Edge devices generate massive volumes of high-frequency telemetry. Transmitting all that data back to a centralized cloud platform is neither economically viable nor operationally effective. Latency, bandwidth constraints, intermittent connectivity, and escalating costs quickly undermine the model, while delaying insight and limiting the ability to act in time-sensitive scenarios.
Why Anomaly Detection Must Occur at the Source
To be effective, observability can’t rely on centralized analysis alone. Insight must be generated where data originates, or it arrives too late to matter.
Instead of flooding the cloud with raw telemetry, organizations must transform data at the source – filtering and normalizing data, and enriching it with contextual information such as device configuration, location, environmental conditions, and operational parameters. The goal is to extract meaningful signals from noise and transmit only high-value, actionable insights upstream for accurate interpretation.
But even enriched data remains insufficient without understanding how those signals impact the services the business depends on. This is where most edge strategies fall short.
How Service-Centric Observability Enables Real Edge Intelligence
Local data processing is foundational, but it doesn’t equate to intelligence. True edge intelligence requires visibility into how distributed devices, applications, and infrastructure work together to power business services, and how issues at any layer affect service performance.
Service-centric observability shifts the focus from individual devices or metrics to end-to-end service health. It correlates IT and OT telemetry across environments, dynamically maps dependencies, and provides real-time visibility into how edge conditions affect critical services and business outcomes.
By organizing edge observability around services rather than infrastructure silos, organizations can detect issues in the context of business impact, prioritize incidents based on service degradation, automate workflows at the edge, and maintain resilience while reducing operational toil and accelerating mean time to resolution.
Moving Intelligence to the Data
In each edge use case, local intelligence and real-time action are critical. Observability at the edge enables systems to detect, decide, and act autonomously, even when disconnected from centralized infrastructure. In this model, the edge becomes an extension of the cloud, but one that operates autonomously within governed policies and operational guardrails.
It’s no longer sufficient to collect metrics; organizations must understand causality and take action in real-time.
AI is dramatically accelerating this shift. Rather than relying solely on large, centralized AI models running in hyperscale data centers, intelligence is increasingly being distributed closer to where data is generated.
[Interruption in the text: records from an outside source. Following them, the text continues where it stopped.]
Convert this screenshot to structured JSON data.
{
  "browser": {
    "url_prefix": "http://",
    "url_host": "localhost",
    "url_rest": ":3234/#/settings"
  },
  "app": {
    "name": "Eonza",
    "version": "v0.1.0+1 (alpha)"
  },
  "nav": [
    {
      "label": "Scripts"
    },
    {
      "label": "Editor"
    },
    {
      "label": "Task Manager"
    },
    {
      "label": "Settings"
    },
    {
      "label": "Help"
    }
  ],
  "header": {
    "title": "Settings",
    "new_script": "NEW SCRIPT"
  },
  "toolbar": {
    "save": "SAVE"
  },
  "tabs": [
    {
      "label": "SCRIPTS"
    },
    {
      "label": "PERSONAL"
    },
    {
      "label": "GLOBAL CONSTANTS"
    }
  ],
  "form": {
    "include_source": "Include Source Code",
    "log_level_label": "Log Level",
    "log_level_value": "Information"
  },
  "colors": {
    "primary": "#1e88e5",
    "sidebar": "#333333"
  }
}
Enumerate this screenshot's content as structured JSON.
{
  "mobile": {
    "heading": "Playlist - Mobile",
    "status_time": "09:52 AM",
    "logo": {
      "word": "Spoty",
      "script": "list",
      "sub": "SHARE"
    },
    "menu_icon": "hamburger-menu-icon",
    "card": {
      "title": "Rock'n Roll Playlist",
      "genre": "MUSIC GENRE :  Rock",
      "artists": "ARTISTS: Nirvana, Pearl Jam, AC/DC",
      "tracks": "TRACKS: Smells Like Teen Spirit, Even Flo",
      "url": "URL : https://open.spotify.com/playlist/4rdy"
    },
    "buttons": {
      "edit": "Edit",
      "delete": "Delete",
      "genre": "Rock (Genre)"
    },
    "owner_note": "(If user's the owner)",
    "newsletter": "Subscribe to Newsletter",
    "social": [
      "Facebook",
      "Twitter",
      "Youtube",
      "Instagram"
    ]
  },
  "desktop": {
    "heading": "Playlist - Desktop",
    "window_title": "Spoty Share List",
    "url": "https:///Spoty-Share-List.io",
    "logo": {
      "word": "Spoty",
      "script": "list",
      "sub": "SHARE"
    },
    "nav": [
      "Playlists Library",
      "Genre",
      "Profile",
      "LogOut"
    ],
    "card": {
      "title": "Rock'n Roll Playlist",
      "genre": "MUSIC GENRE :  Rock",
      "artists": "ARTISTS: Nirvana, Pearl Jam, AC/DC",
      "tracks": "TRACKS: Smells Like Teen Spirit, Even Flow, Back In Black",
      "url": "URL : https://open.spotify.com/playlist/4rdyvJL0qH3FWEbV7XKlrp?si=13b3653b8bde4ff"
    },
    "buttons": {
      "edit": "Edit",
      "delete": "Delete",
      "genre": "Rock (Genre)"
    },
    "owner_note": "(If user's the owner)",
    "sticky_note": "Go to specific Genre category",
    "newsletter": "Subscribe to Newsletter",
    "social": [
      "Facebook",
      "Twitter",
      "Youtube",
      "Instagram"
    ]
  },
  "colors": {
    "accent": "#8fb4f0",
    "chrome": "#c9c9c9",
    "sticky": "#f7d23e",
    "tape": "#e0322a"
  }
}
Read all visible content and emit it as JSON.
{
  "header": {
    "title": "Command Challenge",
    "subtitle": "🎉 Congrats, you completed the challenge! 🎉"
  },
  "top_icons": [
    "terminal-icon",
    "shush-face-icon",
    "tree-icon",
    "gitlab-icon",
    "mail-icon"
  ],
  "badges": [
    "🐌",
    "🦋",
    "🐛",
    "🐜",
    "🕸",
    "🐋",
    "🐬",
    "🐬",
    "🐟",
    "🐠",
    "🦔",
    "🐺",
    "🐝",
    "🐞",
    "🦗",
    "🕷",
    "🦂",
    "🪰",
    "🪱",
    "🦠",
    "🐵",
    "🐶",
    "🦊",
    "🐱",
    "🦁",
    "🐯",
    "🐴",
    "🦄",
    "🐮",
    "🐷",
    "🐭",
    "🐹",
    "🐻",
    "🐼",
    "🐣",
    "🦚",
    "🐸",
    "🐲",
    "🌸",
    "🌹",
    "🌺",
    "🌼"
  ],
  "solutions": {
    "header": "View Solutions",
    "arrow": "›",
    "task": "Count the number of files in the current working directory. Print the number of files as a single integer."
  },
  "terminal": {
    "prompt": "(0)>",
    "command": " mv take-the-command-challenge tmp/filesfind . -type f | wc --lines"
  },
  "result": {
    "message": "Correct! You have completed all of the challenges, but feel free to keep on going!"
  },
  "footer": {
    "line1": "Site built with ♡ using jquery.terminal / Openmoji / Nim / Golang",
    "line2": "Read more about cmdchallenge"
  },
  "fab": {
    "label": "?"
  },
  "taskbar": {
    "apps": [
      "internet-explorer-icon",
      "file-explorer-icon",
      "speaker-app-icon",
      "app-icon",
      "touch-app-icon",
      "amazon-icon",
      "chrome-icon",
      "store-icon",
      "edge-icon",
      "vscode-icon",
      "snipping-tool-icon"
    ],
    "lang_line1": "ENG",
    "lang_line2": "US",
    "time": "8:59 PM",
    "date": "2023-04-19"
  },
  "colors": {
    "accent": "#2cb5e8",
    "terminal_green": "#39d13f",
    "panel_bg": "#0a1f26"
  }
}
This shift reduces latency, energy consumption, and operational costs, while enabling more advanced, real-time use cases across industries and supporting a more proactive, predictive operating model.
Edge Observability as the Foundation for AI and Autonomy
Success in this new environment requires purpose-built, hybrid observability platforms, not retrofitted centralized systems with edge capabilities added as an afterthought.
Platforms must be flexible enough to deploy near edge zones, unify IT and OT data, support autonomy, optimize for security and performance, and scale across millions of devices while maintaining governance, explainability, and trust in AI-driven decisions.
Fragmented tools will only perpetuate silos and limit visibility; a unified, platform-based approach is essential.
As edge intelligence matures and AI becomes embedded directly into devices, systems will not simply react to failures; they will predict and prevent them. In this emerging model, observability is no longer just about visibility; it is about enabling autonomy, resilience, and intelligent action in a deeply distributed world – turning observability into a system of action, not just insight.